Evolution of the snowpack and snowmelt chemistry in the boreal forest and tundra ecosystem
Principal Investigator: English, Michael C (24)
Licence Number: 15016
Organization: Wilfrid Laurier University
Licenced Year(s): 2012 2010 2009 2008 2007 2006 2005 2004
Issued: Jan 27, 2012
Project Team: Arvids Silis (Researcher, Environment Canada), Chris Derksen (Researcher, Environment Canada), Andrew Rees (Researcher, Knight-Piesold Inc.)

Objective(s): To relate ground truthed snowpack data to passive microwave data obtained from satellites through the winter months and to determine the relative importance of snowmelt runoff from both a northern boreal and tundra catchment from spring melt to freeze-up on water quantity and quality using stable oxygen and hydrogen isotopes of the water molecule, and relating the changes in source water to water chemistry.

Project Description: This research project has two primary scientific goals which include:
1) Relating ground truthed snowpack data to passive microwave data obtained from satellites through the winter months. This will assist in formulating a empirical relationship between the two datasets which is necessary to improve satellite monitoring of snow water equivalent.
2) Determining the relative importance of snowmelt runoff from both a northern boreal and tundra catchment from spring melt to freeze-up on water quantity and quality using stable oxygen and hydrogen isotopes of the water molecule, and relating the changes in source water to water chemistry.

The data collection described in this project will provide a spatial and temporal perspective of snow properties from the boreal forest into the tundra. This will permit the formulation of an empirical relationship to builds on the seven years of data collected in the tundra at Daring Lake and link it to the surrounding region.

The project team will travel to Wekweeti in January to establish the location and sampling protocol for the intensive boreal-tundra snow survey transect with the community technicians.

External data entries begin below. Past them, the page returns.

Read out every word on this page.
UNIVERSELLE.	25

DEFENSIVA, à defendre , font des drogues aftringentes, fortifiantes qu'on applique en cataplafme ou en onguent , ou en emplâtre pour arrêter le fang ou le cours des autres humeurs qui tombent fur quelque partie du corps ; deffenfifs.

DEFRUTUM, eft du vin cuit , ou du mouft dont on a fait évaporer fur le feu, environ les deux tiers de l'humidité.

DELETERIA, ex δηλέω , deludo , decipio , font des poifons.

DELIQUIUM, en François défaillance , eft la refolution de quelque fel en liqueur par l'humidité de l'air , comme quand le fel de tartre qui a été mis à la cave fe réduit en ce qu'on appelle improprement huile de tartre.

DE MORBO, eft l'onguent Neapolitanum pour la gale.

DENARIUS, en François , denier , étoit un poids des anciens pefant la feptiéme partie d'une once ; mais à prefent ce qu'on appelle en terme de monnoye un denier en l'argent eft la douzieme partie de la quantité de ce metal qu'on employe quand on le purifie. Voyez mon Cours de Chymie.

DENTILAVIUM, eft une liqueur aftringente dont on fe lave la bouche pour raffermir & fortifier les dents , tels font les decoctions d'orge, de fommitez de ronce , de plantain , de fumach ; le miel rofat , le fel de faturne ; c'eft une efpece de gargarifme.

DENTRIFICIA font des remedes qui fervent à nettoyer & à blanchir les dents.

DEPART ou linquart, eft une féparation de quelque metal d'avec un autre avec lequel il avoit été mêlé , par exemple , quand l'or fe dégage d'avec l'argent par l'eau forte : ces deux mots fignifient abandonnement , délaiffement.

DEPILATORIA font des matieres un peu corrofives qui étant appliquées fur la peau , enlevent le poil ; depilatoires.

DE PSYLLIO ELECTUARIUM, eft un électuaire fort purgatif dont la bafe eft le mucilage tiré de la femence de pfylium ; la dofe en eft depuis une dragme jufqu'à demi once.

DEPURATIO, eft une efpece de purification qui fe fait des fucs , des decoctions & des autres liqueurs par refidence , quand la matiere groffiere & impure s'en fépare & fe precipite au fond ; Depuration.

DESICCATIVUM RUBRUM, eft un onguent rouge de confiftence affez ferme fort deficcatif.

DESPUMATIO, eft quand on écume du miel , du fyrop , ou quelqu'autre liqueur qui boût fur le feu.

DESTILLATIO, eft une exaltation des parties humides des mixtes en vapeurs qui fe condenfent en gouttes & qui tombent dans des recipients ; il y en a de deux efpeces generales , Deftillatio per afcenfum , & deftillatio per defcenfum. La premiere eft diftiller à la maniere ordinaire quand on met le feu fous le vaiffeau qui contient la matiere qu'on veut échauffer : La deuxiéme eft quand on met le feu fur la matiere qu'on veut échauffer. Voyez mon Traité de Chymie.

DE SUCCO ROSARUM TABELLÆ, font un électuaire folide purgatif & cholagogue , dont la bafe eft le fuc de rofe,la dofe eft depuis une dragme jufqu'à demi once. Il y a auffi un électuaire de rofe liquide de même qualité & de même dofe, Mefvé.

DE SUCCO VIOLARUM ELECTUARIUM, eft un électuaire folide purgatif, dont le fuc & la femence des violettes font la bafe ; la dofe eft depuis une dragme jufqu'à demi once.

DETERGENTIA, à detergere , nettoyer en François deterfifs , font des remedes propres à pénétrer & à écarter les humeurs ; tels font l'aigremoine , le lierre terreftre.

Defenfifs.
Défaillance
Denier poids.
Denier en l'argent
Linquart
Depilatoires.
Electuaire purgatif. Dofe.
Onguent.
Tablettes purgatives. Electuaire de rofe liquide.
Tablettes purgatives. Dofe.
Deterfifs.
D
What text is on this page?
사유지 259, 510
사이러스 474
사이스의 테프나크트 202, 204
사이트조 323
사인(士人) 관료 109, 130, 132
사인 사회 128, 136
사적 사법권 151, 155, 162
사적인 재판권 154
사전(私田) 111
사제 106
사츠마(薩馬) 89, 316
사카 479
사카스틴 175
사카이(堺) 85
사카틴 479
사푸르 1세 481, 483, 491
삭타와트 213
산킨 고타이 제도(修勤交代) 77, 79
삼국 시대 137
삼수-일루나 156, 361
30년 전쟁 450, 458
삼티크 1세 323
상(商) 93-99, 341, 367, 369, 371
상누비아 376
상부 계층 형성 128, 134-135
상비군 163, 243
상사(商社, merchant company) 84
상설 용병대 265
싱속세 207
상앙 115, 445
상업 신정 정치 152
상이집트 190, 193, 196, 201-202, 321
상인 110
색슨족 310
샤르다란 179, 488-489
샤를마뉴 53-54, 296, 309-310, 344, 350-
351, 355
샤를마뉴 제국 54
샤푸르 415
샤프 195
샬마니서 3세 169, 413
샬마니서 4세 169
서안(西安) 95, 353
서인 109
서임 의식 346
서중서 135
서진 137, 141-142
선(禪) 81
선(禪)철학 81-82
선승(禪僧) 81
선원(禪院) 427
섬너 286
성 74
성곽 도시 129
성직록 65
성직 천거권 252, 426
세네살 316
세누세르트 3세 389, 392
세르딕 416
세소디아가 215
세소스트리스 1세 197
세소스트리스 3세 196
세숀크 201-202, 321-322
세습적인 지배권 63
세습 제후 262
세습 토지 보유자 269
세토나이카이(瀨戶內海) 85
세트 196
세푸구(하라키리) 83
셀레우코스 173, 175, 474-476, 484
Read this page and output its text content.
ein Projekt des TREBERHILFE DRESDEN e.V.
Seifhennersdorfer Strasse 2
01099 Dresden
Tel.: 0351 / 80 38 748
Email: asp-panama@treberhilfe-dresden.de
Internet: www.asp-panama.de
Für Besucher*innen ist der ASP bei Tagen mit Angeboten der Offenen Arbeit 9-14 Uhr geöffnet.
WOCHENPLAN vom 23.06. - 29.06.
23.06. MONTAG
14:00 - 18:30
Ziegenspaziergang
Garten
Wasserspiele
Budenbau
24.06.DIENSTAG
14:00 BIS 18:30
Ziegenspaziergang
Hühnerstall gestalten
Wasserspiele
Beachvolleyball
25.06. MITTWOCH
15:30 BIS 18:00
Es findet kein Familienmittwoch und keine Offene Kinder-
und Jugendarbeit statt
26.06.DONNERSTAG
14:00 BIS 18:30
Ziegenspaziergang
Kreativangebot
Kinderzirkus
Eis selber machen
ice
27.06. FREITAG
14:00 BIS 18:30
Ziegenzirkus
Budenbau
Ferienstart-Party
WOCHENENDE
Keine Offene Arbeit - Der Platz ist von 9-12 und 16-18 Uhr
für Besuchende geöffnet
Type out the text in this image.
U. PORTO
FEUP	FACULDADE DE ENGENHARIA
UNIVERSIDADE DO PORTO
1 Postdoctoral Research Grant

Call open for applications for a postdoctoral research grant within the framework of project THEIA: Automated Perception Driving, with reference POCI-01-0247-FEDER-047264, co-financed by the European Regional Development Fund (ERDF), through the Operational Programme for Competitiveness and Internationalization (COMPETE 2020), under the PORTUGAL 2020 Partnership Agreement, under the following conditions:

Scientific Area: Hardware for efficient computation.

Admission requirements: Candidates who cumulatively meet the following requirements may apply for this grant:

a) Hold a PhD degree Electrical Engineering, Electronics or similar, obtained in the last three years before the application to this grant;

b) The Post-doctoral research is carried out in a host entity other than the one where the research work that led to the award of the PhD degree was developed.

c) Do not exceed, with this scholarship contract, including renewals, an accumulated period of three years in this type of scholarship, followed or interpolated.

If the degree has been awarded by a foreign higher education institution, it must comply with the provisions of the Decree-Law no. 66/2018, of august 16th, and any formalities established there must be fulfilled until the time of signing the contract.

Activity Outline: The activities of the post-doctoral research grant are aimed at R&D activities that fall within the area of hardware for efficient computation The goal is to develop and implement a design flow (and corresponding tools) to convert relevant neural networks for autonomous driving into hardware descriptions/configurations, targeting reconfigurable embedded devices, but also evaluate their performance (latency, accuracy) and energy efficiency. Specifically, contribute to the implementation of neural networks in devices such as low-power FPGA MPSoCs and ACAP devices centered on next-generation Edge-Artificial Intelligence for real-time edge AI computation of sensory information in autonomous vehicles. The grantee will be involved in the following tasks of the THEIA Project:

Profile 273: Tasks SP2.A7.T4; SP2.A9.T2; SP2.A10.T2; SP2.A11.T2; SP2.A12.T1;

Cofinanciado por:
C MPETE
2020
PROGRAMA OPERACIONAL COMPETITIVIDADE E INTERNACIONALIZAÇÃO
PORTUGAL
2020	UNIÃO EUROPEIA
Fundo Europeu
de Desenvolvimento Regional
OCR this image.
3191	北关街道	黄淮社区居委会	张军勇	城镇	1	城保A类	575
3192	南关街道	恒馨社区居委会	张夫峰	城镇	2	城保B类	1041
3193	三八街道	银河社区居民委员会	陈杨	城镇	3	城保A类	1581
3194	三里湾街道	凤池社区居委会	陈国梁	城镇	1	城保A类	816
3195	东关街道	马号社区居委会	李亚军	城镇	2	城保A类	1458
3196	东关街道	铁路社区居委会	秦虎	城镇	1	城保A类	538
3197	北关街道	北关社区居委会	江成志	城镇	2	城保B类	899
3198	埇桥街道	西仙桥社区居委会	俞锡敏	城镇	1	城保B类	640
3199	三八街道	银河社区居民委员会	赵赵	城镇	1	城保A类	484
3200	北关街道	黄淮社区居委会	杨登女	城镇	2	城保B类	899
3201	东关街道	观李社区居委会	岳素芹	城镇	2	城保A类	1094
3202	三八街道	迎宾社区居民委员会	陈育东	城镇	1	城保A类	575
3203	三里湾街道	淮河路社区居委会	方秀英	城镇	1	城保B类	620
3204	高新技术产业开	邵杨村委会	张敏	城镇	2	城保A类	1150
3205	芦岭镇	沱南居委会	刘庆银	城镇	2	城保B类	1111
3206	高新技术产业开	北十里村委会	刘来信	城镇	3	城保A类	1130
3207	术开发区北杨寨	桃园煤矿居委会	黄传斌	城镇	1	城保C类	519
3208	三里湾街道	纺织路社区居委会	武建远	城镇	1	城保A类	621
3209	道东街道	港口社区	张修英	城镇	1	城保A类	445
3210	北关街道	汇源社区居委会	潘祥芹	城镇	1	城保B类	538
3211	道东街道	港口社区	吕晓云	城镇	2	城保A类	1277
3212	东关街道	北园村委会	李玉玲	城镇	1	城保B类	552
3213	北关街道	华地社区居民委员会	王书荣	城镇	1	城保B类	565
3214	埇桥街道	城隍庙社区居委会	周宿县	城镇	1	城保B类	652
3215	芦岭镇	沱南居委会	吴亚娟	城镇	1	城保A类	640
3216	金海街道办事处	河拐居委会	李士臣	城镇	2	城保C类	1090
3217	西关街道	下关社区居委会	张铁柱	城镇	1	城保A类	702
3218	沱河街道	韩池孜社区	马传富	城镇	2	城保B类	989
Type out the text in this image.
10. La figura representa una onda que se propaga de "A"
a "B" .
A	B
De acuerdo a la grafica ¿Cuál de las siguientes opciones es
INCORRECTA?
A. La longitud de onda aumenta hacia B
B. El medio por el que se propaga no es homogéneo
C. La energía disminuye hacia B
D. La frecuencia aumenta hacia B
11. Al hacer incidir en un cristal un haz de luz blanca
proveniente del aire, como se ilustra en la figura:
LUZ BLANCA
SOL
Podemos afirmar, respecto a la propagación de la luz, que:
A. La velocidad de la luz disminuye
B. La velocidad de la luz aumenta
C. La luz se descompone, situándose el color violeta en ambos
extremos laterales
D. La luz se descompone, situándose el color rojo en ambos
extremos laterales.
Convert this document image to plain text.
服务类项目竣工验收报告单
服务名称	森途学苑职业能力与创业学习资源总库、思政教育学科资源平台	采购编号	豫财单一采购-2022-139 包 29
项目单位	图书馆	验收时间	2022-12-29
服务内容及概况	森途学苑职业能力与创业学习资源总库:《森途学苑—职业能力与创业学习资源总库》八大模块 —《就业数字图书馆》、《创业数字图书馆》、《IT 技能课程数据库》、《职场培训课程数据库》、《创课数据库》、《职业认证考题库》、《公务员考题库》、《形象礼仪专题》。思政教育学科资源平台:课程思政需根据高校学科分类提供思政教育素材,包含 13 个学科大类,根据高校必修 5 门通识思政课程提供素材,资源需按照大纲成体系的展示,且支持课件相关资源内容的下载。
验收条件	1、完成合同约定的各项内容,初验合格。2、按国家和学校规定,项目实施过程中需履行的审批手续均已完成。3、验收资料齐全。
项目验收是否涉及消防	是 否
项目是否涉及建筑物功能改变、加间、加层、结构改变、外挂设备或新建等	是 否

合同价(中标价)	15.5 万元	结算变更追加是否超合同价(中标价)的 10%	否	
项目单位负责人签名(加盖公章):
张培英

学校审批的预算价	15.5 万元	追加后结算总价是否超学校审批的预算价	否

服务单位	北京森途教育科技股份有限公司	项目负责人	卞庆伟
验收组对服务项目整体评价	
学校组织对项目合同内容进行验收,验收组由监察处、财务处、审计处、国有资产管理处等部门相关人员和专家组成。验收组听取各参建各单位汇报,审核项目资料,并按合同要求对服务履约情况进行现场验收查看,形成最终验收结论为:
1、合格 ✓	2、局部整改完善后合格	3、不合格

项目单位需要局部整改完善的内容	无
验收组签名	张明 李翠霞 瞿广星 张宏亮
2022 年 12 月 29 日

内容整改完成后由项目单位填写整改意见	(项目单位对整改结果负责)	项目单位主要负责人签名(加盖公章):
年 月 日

This mid-winter survey will allow the researchers to collect more detailed samples at a greater number of sampling sites than sampled during the regular winter sampling.

After sites for snow sampling have been selected the sites location (easting and northing) will be entered onto GPS systems for ease of navigation during the surveys. At each site a standard Environment Canada protocol for sampling will be employed which consists of digging a snow pit, and within close proximity, taking 30 depth and 5 density measurements. Once the snow pit is dug, the stratigraphy and grain size of the snowpack are recorded. Densities of each 10cm layer (from top to bottom) are sampled using a rigid container of known volume. The container is inserted into the snowpack and withdrawn and the contents weighted with a hanging spring scale. A composite sample of the entire snowpack profile is extracted for chemical analysis. All data are recorded in a field notebook and snow samples for chemical analysis are kept frozen until they can be filtered and bottled for shipment to Waterloo.

During the January 2012 trip time will also be spent with the students and teachers at the Alexis Arrowhead School talking about snow science and sparking their interest in conducting some school project on snow. The research team intends on bringing up a snowfall sampling instrument (Nipher gauge) that the teachers can implement in a school project. The details will be decided in consultation with the teachers and the students. The technician in Wekweeti will sample the discharging stream from an un-named catchment which is located immediately to the west of Wekweeti. Sampling will be done from spring to freezeup 2012 on a weekly time frame. The samples will be filtered in Wekweeti by the technician, stored in a fridge until shipment to Waterloo where they will be analyzed for cations and anions.

Educational: The project team intends to initiate a snow science project in cooperation with the local teachers and students at Arrowmaker School in Wekweeti. This would involve talks with the students, and designing a snow sampling project that would assist with their understanding of the processes involved in snowpack evolution over time, sampling the snowfall after snowstorms using a Nipher gauge supplied by Environment Canada and learning different techniques to measure snow on the ground.
Cultural and social: The project team intends to meet with local elders to discuss the best places to sample the snowpack in the boreal forest, in the 'tree line' area and the tundra closer to the Coppermine River. Their knowledge of the area and snowpack characteristics in the forest and transitional zone will be invaluable when designing the sampling plan.

The best way of communicating results of the project will be by meeting directly with the residents of Wekweeti that are interested. By April 2012 the researchers will have some results that can be shared with the community. The results from the school snow science project will, most likely, be put on posters and displayed in the halls of Alexis Arrowmaker School. The data derived from this project, including the snow data and affiliated satellite data and the water quality data will be available to the people of Wekweeti and shared with both the GNWT Environment and Natural Resources and INAC in Yellowknife. Data will be shared with the Wek'eezhii Land and Water Board as well. This data will be presented at the next Geosciences Forum in Yellowknife in 2012.

The fieldwork for this study will be conducted from January 27, 2012 to April 30, 2012.